Angina module 1: epidemiology

Click any image to enlarge

What is angina?

Figure 1. William Heberden who first described angina in 1768
Figure 1. William Heberden who first described angina in 1768

One of the earliest descriptions of angina pectoris was reported by William Heberden to the College of Physicians in London in 1768, and was published four years later (figure 1). He describes, “a disorder of the breast, marked with strong and peculiar symptoms…the sense of strangling with which it is attended, may make it not improperly be called angina pectoris. Those who are afflicted with it, are seized, while they are walking, and more particularly when they walk soon after eating, with a painful and most disagreeable sensation in the breast”.

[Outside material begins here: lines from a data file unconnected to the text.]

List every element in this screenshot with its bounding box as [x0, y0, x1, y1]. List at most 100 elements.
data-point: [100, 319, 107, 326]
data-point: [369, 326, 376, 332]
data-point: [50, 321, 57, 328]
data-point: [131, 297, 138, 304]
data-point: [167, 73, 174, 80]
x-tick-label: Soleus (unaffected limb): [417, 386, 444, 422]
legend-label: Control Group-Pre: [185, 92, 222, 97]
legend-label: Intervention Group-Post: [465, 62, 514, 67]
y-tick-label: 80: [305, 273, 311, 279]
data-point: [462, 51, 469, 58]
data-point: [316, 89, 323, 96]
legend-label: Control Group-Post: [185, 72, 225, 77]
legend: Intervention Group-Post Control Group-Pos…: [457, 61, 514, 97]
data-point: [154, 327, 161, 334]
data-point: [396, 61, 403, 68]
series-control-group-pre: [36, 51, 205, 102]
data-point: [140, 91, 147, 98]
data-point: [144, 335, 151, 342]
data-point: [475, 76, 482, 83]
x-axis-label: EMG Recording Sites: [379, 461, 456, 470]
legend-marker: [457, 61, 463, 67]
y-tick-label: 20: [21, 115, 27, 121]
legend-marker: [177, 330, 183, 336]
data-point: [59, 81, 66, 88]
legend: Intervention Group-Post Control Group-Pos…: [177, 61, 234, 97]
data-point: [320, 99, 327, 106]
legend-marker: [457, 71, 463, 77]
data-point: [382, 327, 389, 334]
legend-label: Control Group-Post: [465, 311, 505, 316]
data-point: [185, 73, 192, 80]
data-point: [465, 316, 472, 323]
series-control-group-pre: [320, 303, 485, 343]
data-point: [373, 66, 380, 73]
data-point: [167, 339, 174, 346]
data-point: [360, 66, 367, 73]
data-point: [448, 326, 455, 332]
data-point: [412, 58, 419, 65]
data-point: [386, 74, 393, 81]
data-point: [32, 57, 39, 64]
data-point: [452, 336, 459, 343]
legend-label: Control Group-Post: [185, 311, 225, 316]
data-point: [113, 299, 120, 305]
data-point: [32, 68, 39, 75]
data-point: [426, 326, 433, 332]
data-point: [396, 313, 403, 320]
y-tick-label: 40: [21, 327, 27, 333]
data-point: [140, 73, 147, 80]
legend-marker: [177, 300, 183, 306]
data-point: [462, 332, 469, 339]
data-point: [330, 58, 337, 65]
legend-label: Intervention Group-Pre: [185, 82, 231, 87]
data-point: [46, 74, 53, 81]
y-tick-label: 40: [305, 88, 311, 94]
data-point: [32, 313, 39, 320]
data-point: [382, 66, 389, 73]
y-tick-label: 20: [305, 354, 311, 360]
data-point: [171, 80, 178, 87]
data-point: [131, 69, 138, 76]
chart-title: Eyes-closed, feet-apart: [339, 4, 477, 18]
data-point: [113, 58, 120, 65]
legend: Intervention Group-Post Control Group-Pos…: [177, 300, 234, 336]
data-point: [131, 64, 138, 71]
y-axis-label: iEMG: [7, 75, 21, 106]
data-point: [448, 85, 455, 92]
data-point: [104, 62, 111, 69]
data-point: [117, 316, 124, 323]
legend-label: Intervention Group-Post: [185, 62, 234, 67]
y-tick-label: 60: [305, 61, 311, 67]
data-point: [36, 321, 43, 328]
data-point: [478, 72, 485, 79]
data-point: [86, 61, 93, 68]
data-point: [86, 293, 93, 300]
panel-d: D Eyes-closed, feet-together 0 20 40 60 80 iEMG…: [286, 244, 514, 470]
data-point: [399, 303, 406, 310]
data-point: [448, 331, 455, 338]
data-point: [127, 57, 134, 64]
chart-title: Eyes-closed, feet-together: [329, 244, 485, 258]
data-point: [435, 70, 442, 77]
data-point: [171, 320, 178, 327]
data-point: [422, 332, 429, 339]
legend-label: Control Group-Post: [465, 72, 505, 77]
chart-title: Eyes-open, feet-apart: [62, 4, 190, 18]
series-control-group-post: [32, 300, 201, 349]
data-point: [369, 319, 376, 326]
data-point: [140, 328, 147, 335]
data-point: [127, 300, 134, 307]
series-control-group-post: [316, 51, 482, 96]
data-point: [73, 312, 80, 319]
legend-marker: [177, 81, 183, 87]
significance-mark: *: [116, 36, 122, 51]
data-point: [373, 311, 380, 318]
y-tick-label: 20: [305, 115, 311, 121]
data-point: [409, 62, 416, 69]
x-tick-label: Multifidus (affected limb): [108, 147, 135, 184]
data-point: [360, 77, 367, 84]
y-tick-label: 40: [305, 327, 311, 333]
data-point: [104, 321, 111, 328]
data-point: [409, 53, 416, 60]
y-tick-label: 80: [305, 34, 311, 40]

Heberden’s keen observations now make up the well-recognised syndrome of chest pain or pressure precipitated by activities such as exercise or emotional stress, which increase myocardial oxygen demand. While angina can be caused by various cardiovascular conditions, including coronary spasm and aortic valve disease, in the majority of patients reduced myocardial perfusion is due to arterial narrowings resulting from underlying atherosclerotic coronary heart disease (CHD).1

Key facts

Table 1. Total deaths by cause, 2007, United Kingdom
Table 1. Total deaths by cause, 2012, United Kingdom
  • Cardiovascular disease (CVD) is the number one cause of death globally,2 and remains the single greatest killer in Europe, accounting for over 4.30 million deaths annually.3
  • In the UK in 2012, for the first time since 1961, CVD went from being the first to the second main cause of death. CVD caused 28% of all deaths – a total of 161,252 – while cancer caused 29% (see table 1)4
  • Just under half of these deaths (46%) are from coronary heart disease (CHD), by itself the most common cause of premature death in the UK, and roughly a quarter from stroke (26%).4
  • 50% of patients with CHD have stable angina pectoris as their first clinical presentation.5
  • A similar pattern is seen in the Irish Republic6 where there are approximately 10,000 CVD deaths each year, mainly myocardial infarctions (n=5,000) representing 36% of all deaths in a population of around 4.4 million.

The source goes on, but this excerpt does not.